Nowadays sustainability is an important and interesting topic in many areas. The widespread conversation on sustainability also opens the door to a broad array of ecological approaches in architecture.
Gestalten’s publication Building Better –Sustainable Architecture for Family Homes offers a practical and inspirational guide for anyone who sees sustainability not as limiting, but rather as a creative opportunity. In the book you’ll find various unique and aesthetically compelling ways to build more sustainably.
In the following we chose our Top 10 Sustainable Homes from all the amazing dwellings that you’ll find inside the book. Get it here for €44.00.
Image © Paul Bardagjy
Bercy Chen Studios created the Edgeland House, a captivating and efficient home, built on a former brownfield site that pairs an insulating roof of local wildflowers with low-emissivity glazing and adiabatic cooling. Geothermal heating and numerous passive cooling measures ensure a comfortable indoor/outdoor climate year round.
Image © Miguel de Guzmán
Prefabricated in just two weeks, this customized house by FRPO Rodriguez & Oriol introduces a branching floor plan that navigates around the site’s old growth trees. In addition to the use of energy efficient materials and the channeling of cross breezes, an insulating green roof further stabilizes the interior climate.

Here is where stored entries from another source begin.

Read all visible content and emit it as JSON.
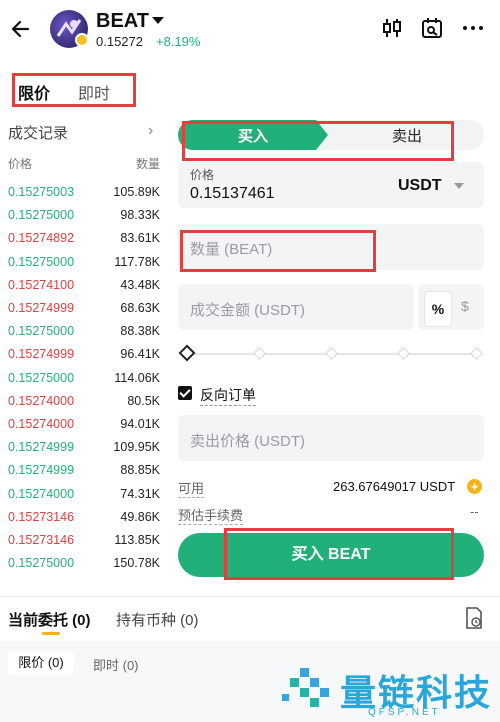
{
  "header": {
    "pair": "BEAT",
    "price": "0.15272",
    "change": "+8.19%"
  },
  "order_type_tabs": [
    {
      "label": "限价",
      "active": true
    },
    {
      "label": "即时",
      "active": false
    }
  ],
  "order_book": {
    "title": "成交记录",
    "col_price": "价格",
    "col_qty": "数量",
    "rows": [
      {
        "price": "0.15275003",
        "qty": "105.89K",
        "side": "buy"
      },
      {
        "price": "0.15275000",
        "qty": "98.33K",
        "side": "buy"
      },
      {
        "price": "0.15274892",
        "qty": "83.61K",
        "side": "sell"
      },
      {
        "price": "0.15275000",
        "qty": "117.78K",
        "side": "buy"
      },
      {
        "price": "0.15274100",
        "qty": "43.48K",
        "side": "sell"
      },
      {
        "price": "0.15274999",
        "qty": "68.63K",
        "side": "sell"
      },
      {
        "price": "0.15275000",
        "qty": "88.38K",
        "side": "buy"
      },
      {
        "price": "0.15274999",
        "qty": "96.41K",
        "side": "sell"
      },
      {
        "price": "0.15275000",
        "qty": "114.06K",
        "side": "buy"
      },
      {
        "price": "0.15274000",
        "qty": "80.5K",
        "side": "sell"
      },
      {
        "price": "0.15274000",
        "qty": "94.01K",
        "side": "sell"
      },
      {
        "price": "0.15274999",
        "qty": "109.95K",
        "side": "buy"
      },
      {
        "price": "0.15274999",
        "qty": "88.85K",
        "side": "buy"
      },
      {
        "price": "0.15274000",
        "qty": "74.31K",
        "side": "buy"
      },
      {
        "price": "0.15273146",
        "qty": "49.86K",
        "side": "sell"
      },
      {
        "price": "0.15273146",
        "qty": "113.85K",
        "side": "sell"
      },
      {
        "price": "0.15275000",
        "qty": "150.78K",
        "side": "buy"
      }
    ]
  },
  "trade_form": {
    "buy_label": "买入",
    "sell_label": "卖出",
    "price_label": "价格",
    "price_value": "0.15137461",
    "quote_currency": "USDT",
    "qty_placeholder": "数量 (BEAT)",
    "amount_placeholder": "成交金额 (USDT)",
    "pct_label": "%",
    "dollar_label": "$",
    "reverse_order_label": "反向订单",
    "reverse_order_checked": true,
    "sell_price_placeholder": "卖出价格 (USDT)",
    "available_label": "可用",
    "available_value": "263.67649017 USDT",
    "fee_label": "预估手续费",
    "fee_value": "--",
    "submit_label": "买入 BEAT"
  },
  "bottom_tabs": [
    {
      "label": "当前委托 (0)",
      "active": true
    },
    {
      "label": "持有币种 (0)",
      "active": false
    }
  ],
  "filter_chips": [
    {
      "label": "限价 (0)",
      "active": true
    },
    {
      "label": "即时 (0)",
      "active": false
    }
  ],
  "watermark": {
    "text": "量链科技",
    "sub": "QFSP.NET"
  },
  "colors": {
    "green": "#23b07d",
    "red": "#e0403f",
    "highlight_box": "#e0403f",
    "accent_yellow": "#f2b419"
  }
}
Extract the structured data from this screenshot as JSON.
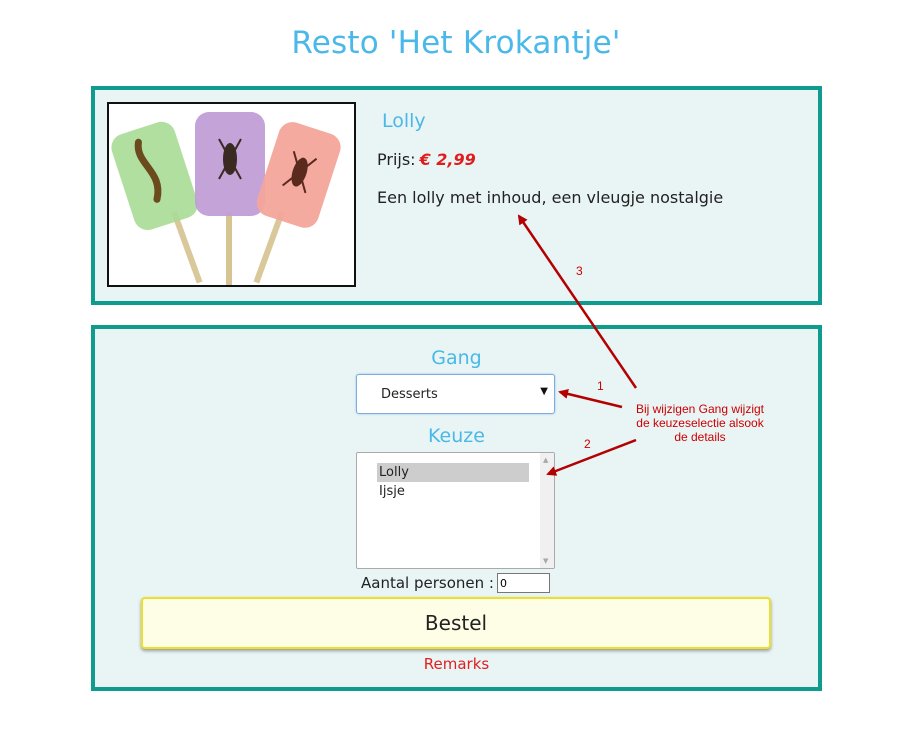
{
  "page": {
    "title": "Resto 'Het Krokantje'"
  },
  "product": {
    "name": "Lolly",
    "price_label": "Prijs:",
    "price_value": "€ 2,99",
    "description": "Een lolly met inhoud, een vleugje nostalgie"
  },
  "order": {
    "gang_label": "Gang",
    "gang_selected": "Desserts",
    "keuze_label": "Keuze",
    "keuze_items": [
      "Lolly",
      "Ijsje"
    ],
    "keuze_selected_index": 0,
    "persons_label": "Aantal personen :",
    "persons_value": "0",
    "order_button": "Bestel",
    "remarks": "Remarks"
  },
  "annotations": {
    "num1": "1",
    "num2": "2",
    "num3": "3",
    "note_lines": [
      "Bij wijzigen Gang wijzigt",
      "de keuzeselectie alsook",
      "de details"
    ],
    "color": "#cc0000"
  },
  "colors": {
    "accent": "#4ab8e8",
    "panel_border": "#0f9b8e",
    "panel_bg": "#e9f4f5",
    "price": "#e01c1c",
    "button_border": "#ebe02a",
    "remarks": "#e02020"
  }
}
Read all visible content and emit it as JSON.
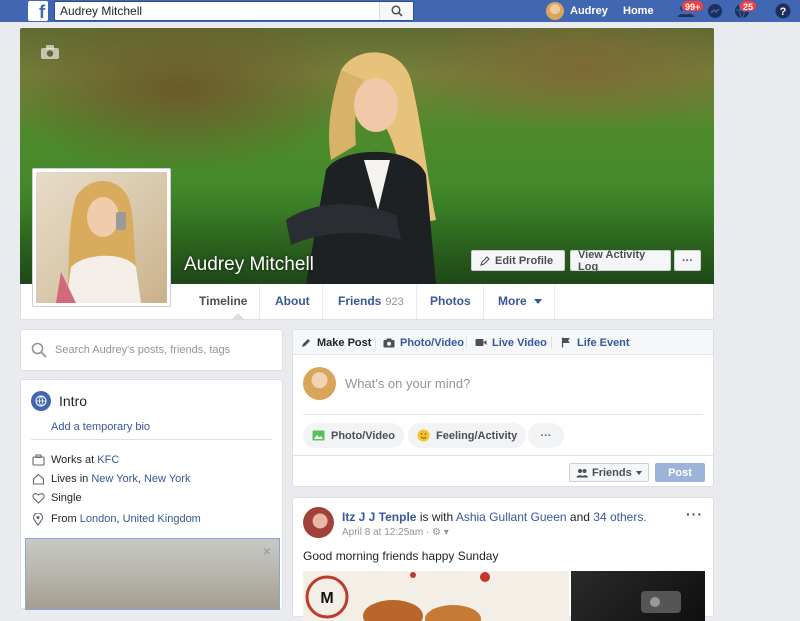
{
  "topbar": {
    "search_value": "Audrey Mitchell",
    "user_name": "Audrey",
    "home_label": "Home",
    "friend_requests_badge": "99+",
    "notifications_badge": "25"
  },
  "profile": {
    "name": "Audrey Mitchell",
    "edit_profile_label": "Edit Profile",
    "activity_log_label": "View Activity Log",
    "more_dots": "···"
  },
  "nav": {
    "tabs": [
      {
        "label": "Timeline"
      },
      {
        "label": "About"
      },
      {
        "label": "Friends",
        "count": "923"
      },
      {
        "label": "Photos"
      },
      {
        "label": "More"
      }
    ]
  },
  "left": {
    "search_placeholder": "Search Audrey's posts, friends, tags",
    "intro_title": "Intro",
    "add_bio": "Add a temporary bio",
    "works_prefix": "Works at",
    "works_value": "KFC",
    "lives_prefix": "Lives in",
    "lives_city": "New York",
    "lives_sep": ",",
    "lives_state": "New York",
    "relationship": "Single",
    "from_prefix": "From",
    "from_city": "London",
    "from_sep": ",",
    "from_country": "United Kingdom"
  },
  "composer": {
    "tabs": [
      "Make Post",
      "Photo/Video",
      "Live Video",
      "Life Event"
    ],
    "placeholder": "What's on your mind?",
    "pill_photo": "Photo/Video",
    "pill_feeling": "Feeling/Activity",
    "pill_more": "···",
    "audience_label": "Friends",
    "post_label": "Post"
  },
  "feed": {
    "author": "Itz J J Tenple",
    "with_text": "is with",
    "tagged": "Ashia Gullant Gueen",
    "and_text": "and",
    "others": "34 others.",
    "meta": "April 8 at 12:25am ·",
    "text": "Good morning friends happy Sunday",
    "more_dots": "···"
  },
  "colors": {
    "brand": "#4267b2",
    "link": "#365899",
    "badge": "#fa3e3e"
  }
}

Image © Belén Imaz and Ábaton
This Off Grid Home by Ábaton Architectura serves as a sustainable retreat that generates its own power and water supply. The gracious farmhouse combines a rustic sensibility with passive house principles including natural ventilation, the use of local materials, and a layout optimized for solar gain.
Image © Kyungsub Shin
A home built by Lifethings for a client and her parents takes a proactive approach to ecology and rethinks our access to natural resources. The carbon neutral house not only produces all of its own energy through photovoltaic panels but also enables on-site food production.
Image © Kengo Kuma & Associates
Part of an ongoing project for developing sustainable housing, this humble structure built by Kengo Kuma & Associates embeds ancient and contemporary techniques for achieving energy efficiency. Heated by a central hearth and tatami mat floors, an airtight polyester membrane cloaks the wooden structure in a translucent wrapper that welcomes in the sunlight while keeping out the cold.

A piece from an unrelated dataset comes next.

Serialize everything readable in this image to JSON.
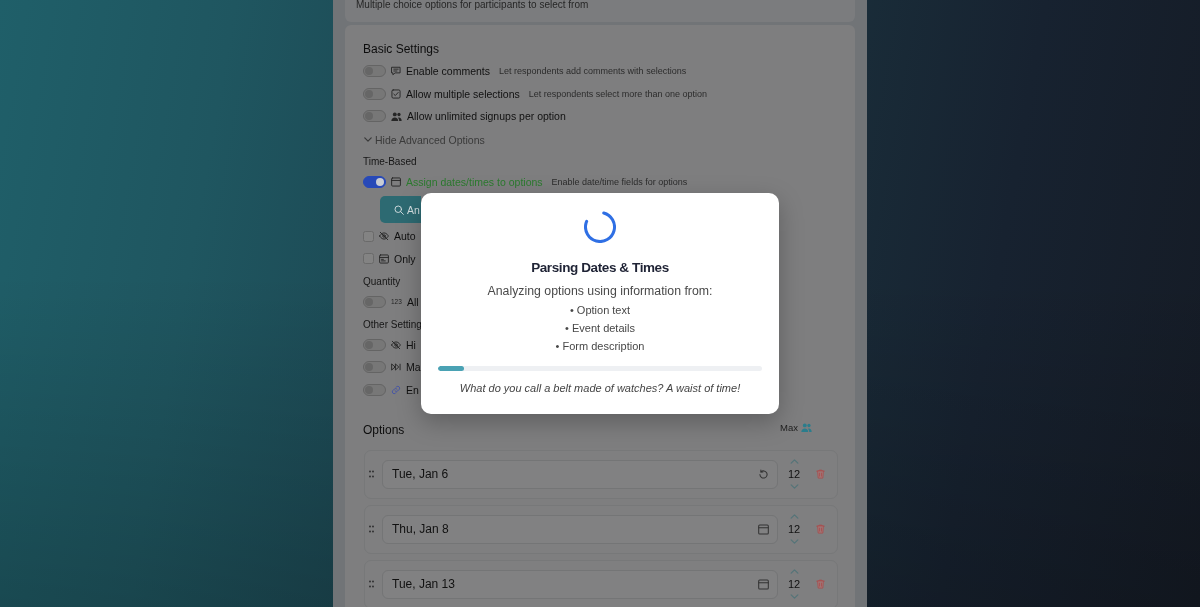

Image © Christobal Palma, Friedrich Ludewig
This prefabricated wooden addition designed by Acme works with locally sourced materials, high- performance glazing, and a passive solar heating system. Aided by minimally invasive foundations and a charred cedar shell, the extension minimizes its environmental impact.
Image © Iwan Baan
A cluster of mysterious dark boxes form this energy-efficient house by Jun Igarashi Architects. The layout’s many corners improve exposure to light and shade for passive heating and cooling throughout the year.
Image © Ioana Marinescu
Haus W is a prefabricated residence that applies passive measures, inspired architectural solutions, and geothermal energy to achieve an efficient and attractive residential solution. The home’s use of recyclable, CNC-cut timber framing keeps the dwelling insulated and within budget.
Image © Daniel Moulinet
Archetypal and accessible, this classically shaped house designed by Lode Architecture utilizes a prefabricated structure. The airtight construction embeds passive approaches for heating and cooling through southern orientation, natural ventilation, and efficient insulation.
Image © Naho Kubota
Built with local materials by regional artisans, a small family cabin built by Uufie presents a refreshing interpretation of ecological design. An insulating pitched roof stands as one of the cottage’s most striking features. Clad in a charred cedar, this natural roofing technique prevents fire and termites.